6 luglio 2016

Un ciclista delle Asturie in visita alla diga del Vajont

Ieri sera, mentre ero ancora all'ospedale a svolgere il mio volontariato, mi telefona mia madre un po' spiritata.
- Piera, c'è un uomo con la bicicletta che chiede un letto per stanotte.
Ok, ce l'ho, un letto, e l'uomo mi aspetta sotto casa.

Arrivo trafelata, metaforicamente, visto che sono con la macchina, e trovo un signore di una certa età con i pantaloncini e la maglietta di una squadra delle Asturie. Ha circa la mia età e parla solo spagnolo... delle Asturie, presumo...
Ci capiamo alla Marcel Marceau, riesco a fargli parcheggiare la mitica nel mio garage, mi dà la carta d'identità, esce a cena, non ho capito né dove né cosa abbia mangiato ma mi è sembrato soddisfatto.

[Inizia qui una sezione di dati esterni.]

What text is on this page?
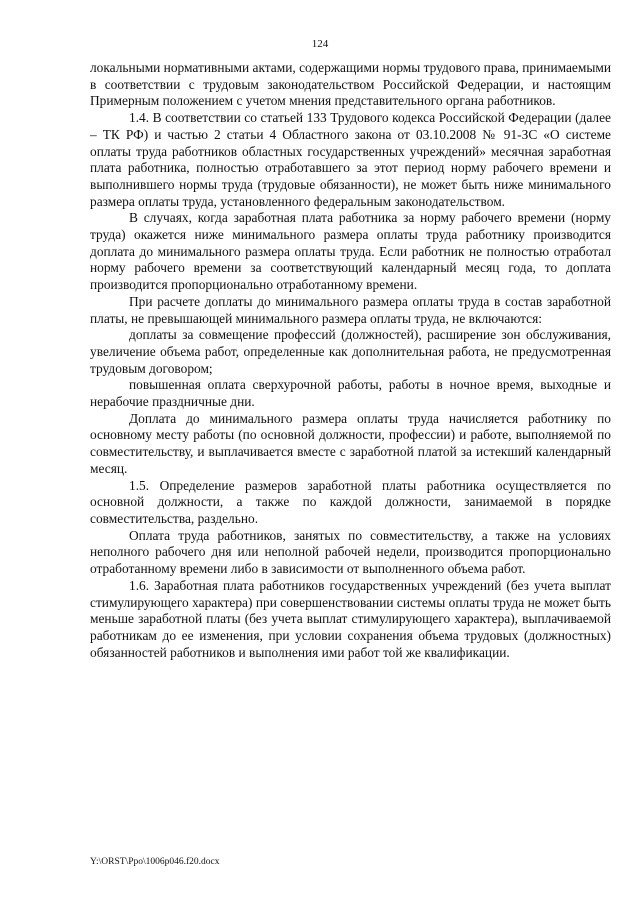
124

локальными нормативными актами, содержащими нормы трудового права, принимаемыми в соответствии с трудовым законодательством Российской Федерации, и настоящим Примерным положением с учетом мнения представительного органа работников.

1.4. В соответствии со статьей 133 Трудового кодекса Российской Федерации (далее – ТК РФ) и частью 2 статьи 4 Областного закона от 03.10.2008 № 91-ЗС «О системе оплаты труда работников областных государственных учреждений» месячная заработная плата работника, полностью отработавшего за этот период норму рабочего времени и выполнившего нормы труда (трудовые обязанности), не может быть ниже минимального размера оплаты труда, установленного федеральным законодательством.

В случаях, когда заработная плата работника за норму рабочего времени (норму труда) окажется ниже минимального размера оплаты труда работнику производится доплата до минимального размера оплаты труда. Если работник не полностью отработал норму рабочего времени за соответствующий календарный месяц года, то доплата производится пропорционально отработанному времени.

При расчете доплаты до минимального размера оплаты труда в состав заработной платы, не превышающей минимального размера оплаты труда, не включаются:

доплаты за совмещение профессий (должностей), расширение зон обслуживания, увеличение объема работ, определенные как дополнительная работа, не предусмотренная трудовым договором;

повышенная оплата сверхурочной работы, работы в ночное время, выходные и нерабочие праздничные дни.

Доплата до минимального размера оплаты труда начисляется работнику по основному месту работы (по основной должности, профессии) и работе, выполняемой по совместительству, и выплачивается вместе с заработной платой за истекший календарный месяц.

1.5. Определение размеров заработной платы работника осуществляется по основной должности, а также по каждой должности, занимаемой в порядке совместительства, раздельно.

Оплата труда работников, занятых по совместительству, а также на условиях неполного рабочего дня или неполной рабочей недели, производится пропорционально отработанному времени либо в зависимости от выполненного объема работ.

1.6. Заработная плата работников государственных учреждений (без учета выплат стимулирующего характера) при совершенствовании системы оплаты труда не может быть меньше заработной платы (без учета выплат стимулирующего характера), выплачиваемой работникам до ее изменения, при условии сохранения объема трудовых (должностных) обязанностей работников и выполнения ими работ той же квалификации.

Y:\ORST\Ppo\1006p046.f20.docx
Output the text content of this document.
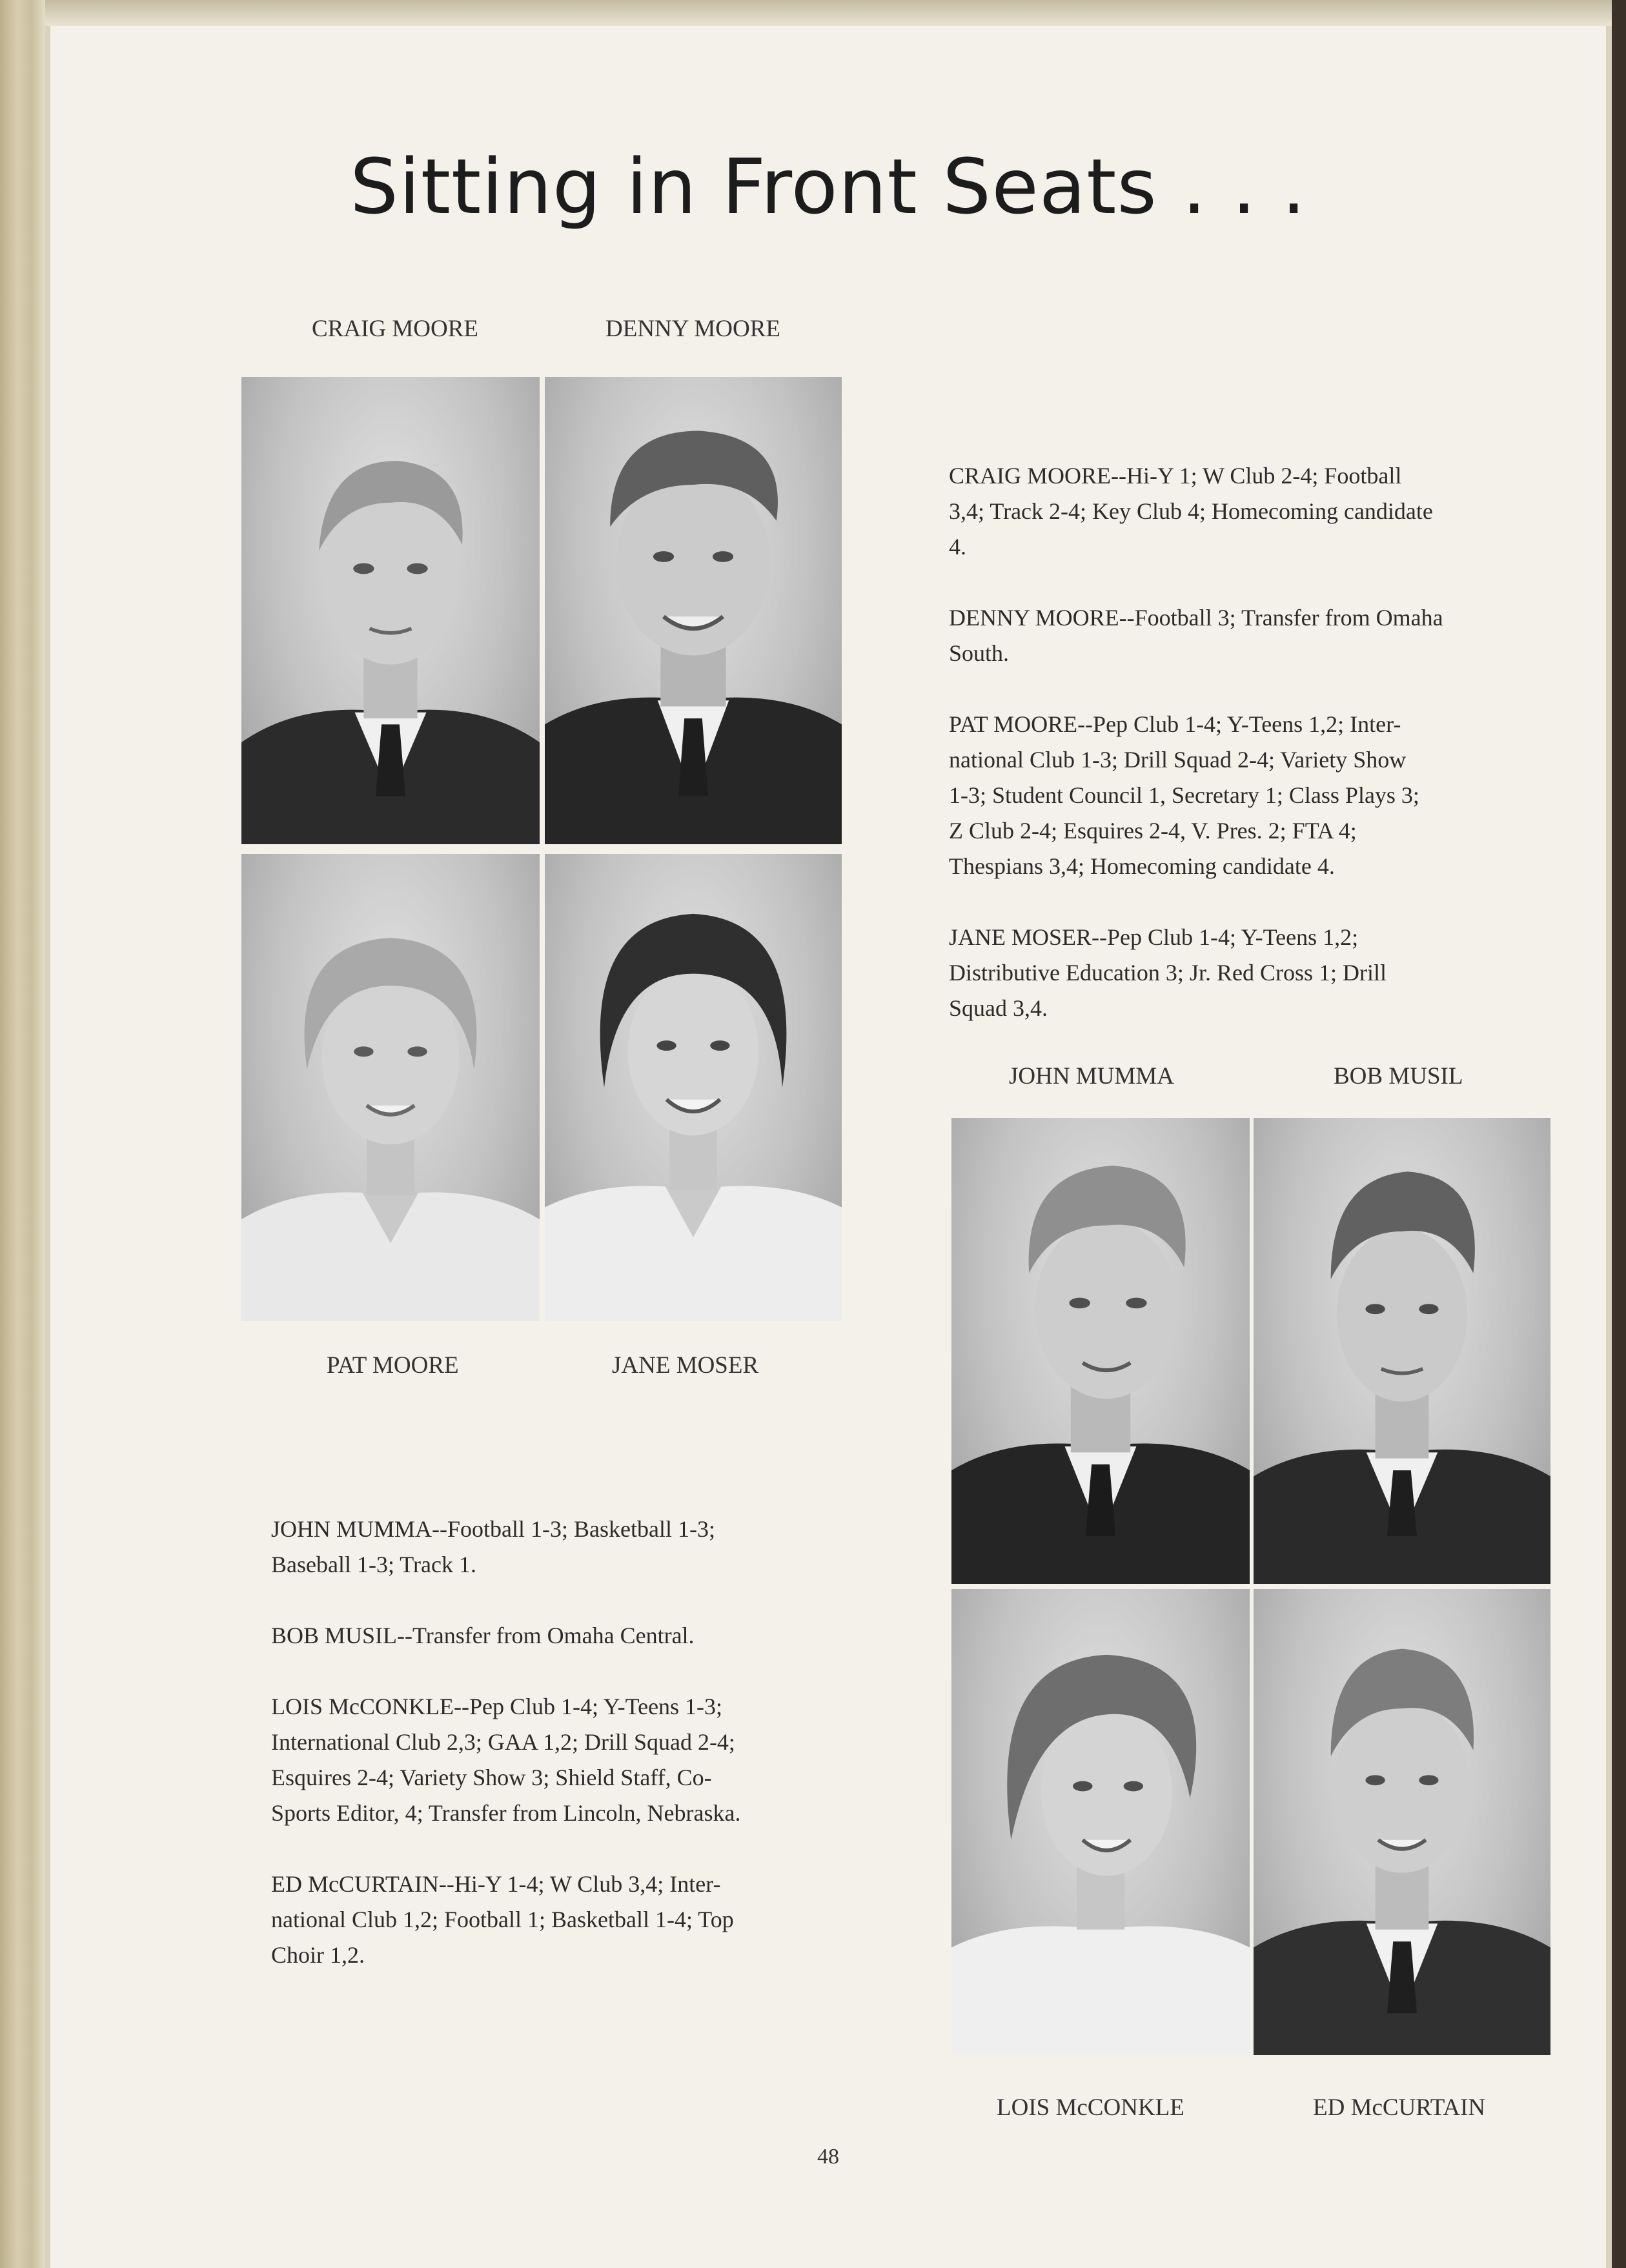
Sitting in Front Seats . . .
CRAIG MOORE	DENNY MOORE
PAT MOORE	JANE MOSER

CRAIG MOORE--Hi-Y 1; W Club 2-4; Football
3,4; Track 2-4; Key Club 4; Homecoming candidate
4.

DENNY MOORE--Football 3; Transfer from Omaha
South.

PAT MOORE--Pep Club 1-4; Y-Teens 1,2; Inter-
national Club 1-3; Drill Squad 2-4; Variety Show
1-3; Student Council 1, Secretary 1; Class Plays 3;
Z Club 2-4; Esquires 2-4, V. Pres. 2; FTA 4;
Thespians 3,4; Homecoming candidate 4.

JANE MOSER--Pep Club 1-4; Y-Teens 1,2;
Distributive Education 3; Jr. Red Cross 1; Drill
Squad 3,4.

JOHN MUMMA	BOB MUSIL
LOIS McCONKLE	ED McCURTAIN

JOHN MUMMA--Football 1-3; Basketball 1-3;
Baseball 1-3; Track 1.

BOB MUSIL--Transfer from Omaha Central.

LOIS McCONKLE--Pep Club 1-4; Y-Teens 1-3;
International Club 2,3; GAA 1,2; Drill Squad 2-4;
Esquires 2-4; Variety Show 3; Shield Staff, Co-
Sports Editor, 4; Transfer from Lincoln, Nebraska.

ED McCURTAIN--Hi-Y 1-4; W Club 3,4; Inter-
national Club 1,2; Football 1; Basketball 1-4; Top
Choir 1,2.

48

Ebbene, la cosa che ho capito bene di questo signore, "parlando" con lui stamattina alle sei davanti a una tazza di caffellatte, è che a 12 anni, nel 1963, lui distribuiva giornali a Oviedo, la sua città, per guadagnare qualche soldino. Sbirciando i titoli, nel mese di ottobre, è rimasto colpito dalla nostra tragedia per eccellenza, il Vajont. Dopo 53 anni è venuto qui in provincia di Belluno in una sorta di pellegrinaggio sui luoghi dei suoi ricordi infantili. È andato a Erto e Casso, a Longarone, al cimitero di Fortogna. Senza retorica è ripartito con la sua bici vecchiotta ma bella, dopo avermi raccontato per filo e per segno tutto quello che è successo quella famosa sera del 6 ottobre verso le 10.30.

Sono emozioni, è uno dei motivi per cui sono contenta di gestire un posto di sosta. Mi sono simpatici i ciclisti, sono persone speciali, hanno esperienze uniche da condividere e sono aperti, liberi, vagabondi nel senso nobile del termine.